The fictitious "Vosnian" language was constructed for the film by a linguistics expert, combining Latin and Slavic elements.

The star role went to Douglas Fairbanks Jr., who had made a number of British films in the 1930s and was keen to work in the country again. His casting was announced in May 1949.

Fairbanks later said: "We have definitely reached a One World status in pictures. British comedy and character acting do not seem remote to us any more."
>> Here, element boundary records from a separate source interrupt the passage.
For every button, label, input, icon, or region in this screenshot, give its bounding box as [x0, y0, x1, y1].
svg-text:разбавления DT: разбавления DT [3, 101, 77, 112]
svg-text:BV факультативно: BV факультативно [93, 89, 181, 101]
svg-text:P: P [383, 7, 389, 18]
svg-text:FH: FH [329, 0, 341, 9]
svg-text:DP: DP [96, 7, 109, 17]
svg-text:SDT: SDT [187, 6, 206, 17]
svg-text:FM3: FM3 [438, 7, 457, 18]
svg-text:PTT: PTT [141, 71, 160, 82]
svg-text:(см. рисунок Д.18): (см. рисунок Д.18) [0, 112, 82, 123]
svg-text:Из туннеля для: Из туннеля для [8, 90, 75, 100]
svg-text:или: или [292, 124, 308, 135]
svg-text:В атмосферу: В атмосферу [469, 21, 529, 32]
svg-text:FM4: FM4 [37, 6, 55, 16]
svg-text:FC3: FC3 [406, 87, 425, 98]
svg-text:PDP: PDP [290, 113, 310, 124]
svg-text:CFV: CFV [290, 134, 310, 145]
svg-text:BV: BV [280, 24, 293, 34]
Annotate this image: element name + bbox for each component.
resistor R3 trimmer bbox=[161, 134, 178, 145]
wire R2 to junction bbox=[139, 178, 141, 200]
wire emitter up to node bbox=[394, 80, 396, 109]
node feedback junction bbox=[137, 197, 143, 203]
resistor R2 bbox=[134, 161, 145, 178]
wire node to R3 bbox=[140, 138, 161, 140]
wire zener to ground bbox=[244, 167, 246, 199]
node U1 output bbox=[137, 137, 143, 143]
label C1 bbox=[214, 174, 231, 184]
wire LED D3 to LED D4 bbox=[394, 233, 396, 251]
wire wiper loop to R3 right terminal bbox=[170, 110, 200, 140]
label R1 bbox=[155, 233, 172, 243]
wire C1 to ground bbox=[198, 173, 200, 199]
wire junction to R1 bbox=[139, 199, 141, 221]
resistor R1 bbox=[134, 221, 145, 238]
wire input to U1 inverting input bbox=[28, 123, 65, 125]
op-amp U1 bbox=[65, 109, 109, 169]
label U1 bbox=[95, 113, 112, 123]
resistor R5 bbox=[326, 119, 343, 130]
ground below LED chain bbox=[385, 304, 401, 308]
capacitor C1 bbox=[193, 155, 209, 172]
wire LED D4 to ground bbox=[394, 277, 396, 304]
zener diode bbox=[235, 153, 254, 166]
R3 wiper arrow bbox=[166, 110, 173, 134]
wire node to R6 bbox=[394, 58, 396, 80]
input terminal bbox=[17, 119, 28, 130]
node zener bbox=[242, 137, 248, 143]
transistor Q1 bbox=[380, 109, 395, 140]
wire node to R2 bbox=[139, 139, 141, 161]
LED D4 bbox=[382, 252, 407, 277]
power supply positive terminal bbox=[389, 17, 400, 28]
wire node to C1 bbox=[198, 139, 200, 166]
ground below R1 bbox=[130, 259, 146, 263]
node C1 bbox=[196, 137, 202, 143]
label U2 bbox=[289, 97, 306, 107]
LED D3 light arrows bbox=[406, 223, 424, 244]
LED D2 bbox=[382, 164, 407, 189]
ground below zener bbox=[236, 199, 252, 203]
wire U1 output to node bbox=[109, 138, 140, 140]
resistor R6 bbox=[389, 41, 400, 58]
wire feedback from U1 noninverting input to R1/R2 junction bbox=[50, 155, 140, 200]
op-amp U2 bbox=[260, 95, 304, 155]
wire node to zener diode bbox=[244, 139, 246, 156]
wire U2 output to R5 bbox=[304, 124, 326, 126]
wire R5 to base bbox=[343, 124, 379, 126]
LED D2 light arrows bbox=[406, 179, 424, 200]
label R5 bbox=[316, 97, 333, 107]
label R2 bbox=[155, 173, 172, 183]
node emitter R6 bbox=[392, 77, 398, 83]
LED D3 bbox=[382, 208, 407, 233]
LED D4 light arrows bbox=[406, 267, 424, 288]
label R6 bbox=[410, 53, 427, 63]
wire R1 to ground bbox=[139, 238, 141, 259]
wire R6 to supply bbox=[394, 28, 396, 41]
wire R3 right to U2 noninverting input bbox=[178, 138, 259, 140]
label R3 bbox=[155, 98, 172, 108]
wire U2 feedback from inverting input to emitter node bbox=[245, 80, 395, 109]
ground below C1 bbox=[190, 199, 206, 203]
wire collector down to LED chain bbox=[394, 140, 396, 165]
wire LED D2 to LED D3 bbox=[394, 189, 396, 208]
In July it was announced that another Hollywood star would play the female lead but by August Glynis Johns had got the role.

===Filming===
Filming began in August 1949. Although there was some filming done at Isleworth Studios in London, Gilliat wanted to make as much of the film as possible on location. There were eight weeks of location filming, in Trento and the Dolomites. Trento stood in for the fictitious capital. Filming finished by November 1949.

Fairbanks later said that filming was difficult as some in Italy thought the film was anti-Communist while others said it was pro-Communist, and the film unit had to avoid riots. Gilliat said that the film workers' unions were particularly difficult during the making of this film.

==Reception==
===Critical reception===
In The New York Times, Bosley Crowther wrote, "... this picture is just about as lively as they come, and under Mr. Gilliat's direction, it moves like an auto gaining speed ... Beautifully photographed in Italian cities and in the Italian Dolomites, the whole adventure has the eminent advantage of a sparkling Continental atmosphere. And it also has the advantage of good performance by all concerned—by Mr. Fairbanks as the kidnapped surgeon, looking a little like Eugene O'Neill; by Miss Johns, very saucy and explosive, as the music-hall girl; by Jack Hawkins as the Vosnian premier [sic], with an Oxford accent and a Nazi attitude; by Herbert Lom as the Balkan shyster and any number of others in small roles."

===Box office===
Trade papers called the film a "notable box office attraction" in British cinemas in 1950. It was one of five successful productions by London Films that year, the others being The Wooden Horse, The Happiest Days of Your Life, Odette and Seven Days to Noon.

State Secret was less popular in the United States. Fairbanks said "I thought I did my best work ever; Sidney really kept the pot boiling."

Gilliat thought that the film was "underrated" and suffered from being released soon after The Third Man. He also felt that the film "suffered from Douglas Fairbanks Jnr, you needed a very warm personality and we got rather a cold one. But the picture otherwise came off, the thing was highly profitable, got good notices."